I never know how to review books like this. On one hand, some chapters were brilliant and got my mind spinning in a way that most books don't. On the other, my god was most of this book a slog. It suffers from the usual pop-sci problems: dumbed-down enough to not really represent the subject very well, but not far enough to be interesting to a layperson. As such it wobbles uneasily in limbo; taking four of its thirteen chapters to describe different kinds of multiverses---most of which turn out to be indistinguishable in the end :/
The first two chapters are quite good, and answered some of my burning curiosities in life. "How do we /know/ the universe is 14 billion years old?" It also presented quantum lensing in a way that really connected with me, along with some tests we can run to convince ourselves about it (though, interestingly, not tests we can ever tell anyone else about. Quantum weirdness at its weirdest!!!!)

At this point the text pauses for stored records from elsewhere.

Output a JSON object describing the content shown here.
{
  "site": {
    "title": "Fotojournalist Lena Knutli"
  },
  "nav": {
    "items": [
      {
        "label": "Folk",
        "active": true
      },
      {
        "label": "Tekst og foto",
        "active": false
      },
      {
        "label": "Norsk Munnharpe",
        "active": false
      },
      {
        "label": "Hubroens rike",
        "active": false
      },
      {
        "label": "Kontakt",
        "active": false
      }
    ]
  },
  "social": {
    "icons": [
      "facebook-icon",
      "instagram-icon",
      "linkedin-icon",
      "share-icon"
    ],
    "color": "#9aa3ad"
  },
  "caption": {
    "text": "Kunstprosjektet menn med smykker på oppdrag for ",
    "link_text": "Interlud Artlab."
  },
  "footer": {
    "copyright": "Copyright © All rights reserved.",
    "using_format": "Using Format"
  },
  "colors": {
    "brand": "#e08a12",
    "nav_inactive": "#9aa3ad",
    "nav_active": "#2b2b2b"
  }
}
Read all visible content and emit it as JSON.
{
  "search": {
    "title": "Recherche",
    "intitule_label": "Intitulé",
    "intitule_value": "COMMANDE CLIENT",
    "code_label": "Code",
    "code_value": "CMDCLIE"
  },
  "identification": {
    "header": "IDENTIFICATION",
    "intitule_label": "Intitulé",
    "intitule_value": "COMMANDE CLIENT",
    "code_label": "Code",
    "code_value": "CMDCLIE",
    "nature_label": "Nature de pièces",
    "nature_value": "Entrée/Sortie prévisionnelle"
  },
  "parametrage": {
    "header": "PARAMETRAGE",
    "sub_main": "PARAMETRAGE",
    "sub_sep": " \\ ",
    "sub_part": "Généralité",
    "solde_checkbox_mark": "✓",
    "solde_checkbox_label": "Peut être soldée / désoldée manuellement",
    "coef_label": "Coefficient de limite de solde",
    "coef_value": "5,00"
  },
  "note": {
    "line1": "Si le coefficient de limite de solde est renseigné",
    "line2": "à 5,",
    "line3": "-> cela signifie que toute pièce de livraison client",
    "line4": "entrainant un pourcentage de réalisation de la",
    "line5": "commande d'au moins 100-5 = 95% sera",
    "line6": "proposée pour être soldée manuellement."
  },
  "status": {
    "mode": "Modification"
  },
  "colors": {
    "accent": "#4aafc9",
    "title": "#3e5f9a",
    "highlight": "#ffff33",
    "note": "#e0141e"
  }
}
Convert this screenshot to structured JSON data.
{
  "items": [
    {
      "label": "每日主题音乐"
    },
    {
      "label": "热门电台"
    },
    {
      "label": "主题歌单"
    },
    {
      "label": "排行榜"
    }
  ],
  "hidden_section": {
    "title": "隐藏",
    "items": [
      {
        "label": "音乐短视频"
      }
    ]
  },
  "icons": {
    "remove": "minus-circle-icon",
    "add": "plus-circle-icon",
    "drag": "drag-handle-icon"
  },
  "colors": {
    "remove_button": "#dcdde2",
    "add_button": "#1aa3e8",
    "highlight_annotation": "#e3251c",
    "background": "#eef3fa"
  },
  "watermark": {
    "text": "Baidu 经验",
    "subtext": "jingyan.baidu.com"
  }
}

It ends in a philosophical mess of "maybe our universe IS REALLY MATH" and kind of waffles its way through what this means and what it would look like to humans. As best I could tell (I started skimming around here because boooooooring) the argument double- or triple- counts the anthropic principle as evidence for WE ARE REALLY AND TRULY MATH. And even if it does, like, who cares? There doesn't seem to be any testable hypothesis here, and Tegmark's beliefs don't seem to be paying rent.
I'll leave you with this: if you're REALLY EXCITED about this book, you'll probably find something of value here. Don't be afraid of skimming along though; Tegmark sure could have used an editor who was sympathetic to the reader. If you're not REALLY EXCITED (or if you've read any amount of Yudkowsky/Bostrom) you're probably not going to find a lot here.